In Step 8 we again take account of those defects, but this time in order to consider the specific ways in which, as a result of them, we have harmed others. If we are to make sincere and meaningful amends for those harms in Step 9 and not just some hollow apology, we have to go back and look at those defects again, considering not only what we did wrong, but the wrong that was festering in us. In each one of these subsequent Steps we look at our defects for a different purpose, seeing them from a different angle and in a different light. In some cases this may help us to see defects that we had missed in Step 4.

Step 10 repeats the entire process of the preceding six Steps. But unlike Step 4, which focuses primarily on our past life before we got sober (assuming it’s done in early sobriety as intended) and is therefore quite comprehensive, Step 10 spotlights our present and the more recent past and is therefore more focused and more limited. It takes two main forms: the spot-check inventory we do in the midst or immediate wake of a difficulty, and the nightly inventory at the end of each day.
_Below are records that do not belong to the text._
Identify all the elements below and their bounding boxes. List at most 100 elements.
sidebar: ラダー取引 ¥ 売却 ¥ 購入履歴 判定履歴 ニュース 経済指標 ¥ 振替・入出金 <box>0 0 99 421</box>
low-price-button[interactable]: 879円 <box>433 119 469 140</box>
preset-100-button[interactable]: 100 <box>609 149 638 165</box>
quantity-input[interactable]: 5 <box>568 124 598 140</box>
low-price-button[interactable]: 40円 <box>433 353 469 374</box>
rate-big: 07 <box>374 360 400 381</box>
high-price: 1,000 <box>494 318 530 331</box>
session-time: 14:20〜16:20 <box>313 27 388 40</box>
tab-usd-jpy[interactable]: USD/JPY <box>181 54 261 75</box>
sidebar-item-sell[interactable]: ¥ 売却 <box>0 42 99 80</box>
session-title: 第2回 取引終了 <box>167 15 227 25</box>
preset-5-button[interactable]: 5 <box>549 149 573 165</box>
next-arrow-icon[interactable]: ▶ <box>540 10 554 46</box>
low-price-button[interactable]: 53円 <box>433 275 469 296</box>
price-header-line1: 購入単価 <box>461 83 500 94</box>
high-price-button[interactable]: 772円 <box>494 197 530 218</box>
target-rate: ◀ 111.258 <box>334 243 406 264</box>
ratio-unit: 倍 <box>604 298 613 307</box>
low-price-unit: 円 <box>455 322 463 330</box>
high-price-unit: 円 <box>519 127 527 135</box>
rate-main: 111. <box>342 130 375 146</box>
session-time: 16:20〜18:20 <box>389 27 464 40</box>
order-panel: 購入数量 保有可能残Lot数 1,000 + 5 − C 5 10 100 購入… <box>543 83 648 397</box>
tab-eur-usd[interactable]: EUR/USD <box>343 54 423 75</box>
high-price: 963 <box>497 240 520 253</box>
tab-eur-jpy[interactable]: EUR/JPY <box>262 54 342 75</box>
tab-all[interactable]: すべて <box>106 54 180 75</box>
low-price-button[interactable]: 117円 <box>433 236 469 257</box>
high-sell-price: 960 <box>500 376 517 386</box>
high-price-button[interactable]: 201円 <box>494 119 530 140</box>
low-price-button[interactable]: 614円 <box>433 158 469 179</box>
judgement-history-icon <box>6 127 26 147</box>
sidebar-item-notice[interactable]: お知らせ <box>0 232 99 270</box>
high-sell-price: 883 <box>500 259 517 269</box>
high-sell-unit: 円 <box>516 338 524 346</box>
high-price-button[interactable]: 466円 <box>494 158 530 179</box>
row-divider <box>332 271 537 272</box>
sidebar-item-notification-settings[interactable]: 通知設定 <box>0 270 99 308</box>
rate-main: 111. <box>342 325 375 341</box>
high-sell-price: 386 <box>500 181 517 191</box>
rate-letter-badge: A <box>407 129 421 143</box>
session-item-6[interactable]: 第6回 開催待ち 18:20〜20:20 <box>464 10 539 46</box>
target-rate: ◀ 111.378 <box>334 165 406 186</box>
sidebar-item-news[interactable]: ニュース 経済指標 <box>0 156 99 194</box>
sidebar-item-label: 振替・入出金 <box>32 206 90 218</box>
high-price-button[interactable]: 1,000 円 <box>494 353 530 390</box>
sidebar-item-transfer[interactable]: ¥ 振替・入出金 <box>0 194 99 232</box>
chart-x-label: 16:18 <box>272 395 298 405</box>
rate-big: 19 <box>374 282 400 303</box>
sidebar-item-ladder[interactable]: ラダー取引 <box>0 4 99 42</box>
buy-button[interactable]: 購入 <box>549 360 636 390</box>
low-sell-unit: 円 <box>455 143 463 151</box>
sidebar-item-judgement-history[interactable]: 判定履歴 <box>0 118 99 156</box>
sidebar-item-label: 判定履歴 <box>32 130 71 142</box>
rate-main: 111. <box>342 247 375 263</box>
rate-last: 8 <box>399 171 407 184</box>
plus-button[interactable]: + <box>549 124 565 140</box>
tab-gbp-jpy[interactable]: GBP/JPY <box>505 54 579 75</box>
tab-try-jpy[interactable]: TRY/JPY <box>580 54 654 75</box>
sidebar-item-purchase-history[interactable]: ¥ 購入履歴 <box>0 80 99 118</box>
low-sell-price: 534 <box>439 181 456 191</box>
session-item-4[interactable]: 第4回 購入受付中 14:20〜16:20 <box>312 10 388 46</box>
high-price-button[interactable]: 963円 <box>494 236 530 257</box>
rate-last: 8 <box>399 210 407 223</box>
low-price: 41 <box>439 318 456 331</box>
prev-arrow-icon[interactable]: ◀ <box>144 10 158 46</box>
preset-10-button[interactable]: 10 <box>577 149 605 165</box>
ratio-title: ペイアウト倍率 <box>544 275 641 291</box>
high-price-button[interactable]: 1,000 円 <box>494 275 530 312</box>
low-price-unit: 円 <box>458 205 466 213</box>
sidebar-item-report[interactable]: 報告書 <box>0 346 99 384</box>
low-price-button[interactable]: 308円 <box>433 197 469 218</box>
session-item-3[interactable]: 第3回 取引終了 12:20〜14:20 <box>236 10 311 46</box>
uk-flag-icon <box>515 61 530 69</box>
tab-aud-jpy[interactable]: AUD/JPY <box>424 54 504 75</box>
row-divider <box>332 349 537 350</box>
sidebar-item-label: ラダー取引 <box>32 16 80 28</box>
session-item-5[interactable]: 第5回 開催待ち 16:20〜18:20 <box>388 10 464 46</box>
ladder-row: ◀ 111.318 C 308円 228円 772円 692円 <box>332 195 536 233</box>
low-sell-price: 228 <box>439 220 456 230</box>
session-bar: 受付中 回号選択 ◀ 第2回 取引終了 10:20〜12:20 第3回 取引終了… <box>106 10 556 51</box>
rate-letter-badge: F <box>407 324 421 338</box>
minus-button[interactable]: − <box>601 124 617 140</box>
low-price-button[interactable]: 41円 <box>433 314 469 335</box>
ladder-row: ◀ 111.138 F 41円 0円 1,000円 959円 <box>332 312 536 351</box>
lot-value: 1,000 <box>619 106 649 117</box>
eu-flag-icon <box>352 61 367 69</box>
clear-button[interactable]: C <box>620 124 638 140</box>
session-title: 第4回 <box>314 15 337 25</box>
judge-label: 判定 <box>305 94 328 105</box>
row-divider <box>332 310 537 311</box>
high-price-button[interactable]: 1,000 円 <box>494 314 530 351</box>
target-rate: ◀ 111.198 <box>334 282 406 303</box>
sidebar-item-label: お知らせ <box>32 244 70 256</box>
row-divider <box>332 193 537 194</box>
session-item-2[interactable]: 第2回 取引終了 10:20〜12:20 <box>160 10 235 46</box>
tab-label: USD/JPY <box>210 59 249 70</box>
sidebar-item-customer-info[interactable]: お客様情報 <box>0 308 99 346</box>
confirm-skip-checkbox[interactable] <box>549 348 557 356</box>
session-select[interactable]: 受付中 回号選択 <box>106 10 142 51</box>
Two additional forms are the periodic inventory, where we review how we’ve done since the last inventory, and the special-issue inventory, where we focus on a particular area of life (such as work, sex, or finances) and examine what defects of character and emotion may account for our difficulties there.

Through all of these seven Steps, self-examination works together with a number of other principles, both disciplines and virtues. This interaction is readily apparent with the discipline of confession in Step 5, of surrender in Step 6, of prayer in Step 7, and of restitution in Step 9. But surrender and prayer, for instance, may be necessary from the very beginning of the process in Step 4, where they may also connect with a number of virtues. Thus we may have to ask God to help us let go of the fear, the unwillingness, and just the plain and ordinary sloth that often stands in the way of a really searching inventory. We may have to ask for the willingness to get started, to get honest with ourselves, to persevere in our search despite the arduousness of the task, and to humbly accept our findings.

Once we have worked through the 12 Steps the first time around, the lifeblood of our continuing growth in recovery is the self-examination that we conduct every day as part of our work with Step 11. That’s where self-examination is combined with prayer and meditation as we search for God’s will for us and the power to carry that out. When these three “are logically related and interwoven,” we read in the 12&12, “the result is an un shakeable foundation for life.”


“The moral inventory is a cool examination of the damages that occurred to us during life and a sincere effort to look at them in a true perspective.” – As Bill Sees It

 “We took stock honestly. First, we searched the flaws in our make-up which caused our failure. Being convinced that self, manifested in various ways, was what had defeated us, we considered its common manifestations.” – Big Book

 “For the wise have always known that no one can make much of his life until self-searching has become a regular habit, until he is able to admit and accept what he finds, and until he patiently and persistently tries to correct what is wrong." 
– Bill W. 

Just for today....
Today I will call myself out everytime I take someone else's inventory and ask God to show me what in me do I need to change
Today I will not take myself so seriously
Today I will go to a face to face meeting

Matthew 5:13-15 
13 Ye are the salt of the earth: but if the salt have lost his savour, wherewith shall it be salted? it is thenceforth good for nothing, but to be cast out, and to be trodden under foot of men.

14 Ye are the light of the world. A city that is set on an hill cannot be hid.

15 Neither do men light a candle, and put it under a bushel, but on a candlestick; and it giveth light unto all that are in the house.


"My sheep hear my voice, and I know them, and they follow me: And I give unto them eternal life; and they shall never perish, neither shall any man pluck them out of my hand. My Father, which gave them me, is greater than all; and no man is able to pluck them out of my Father's hand. I and my Father are one."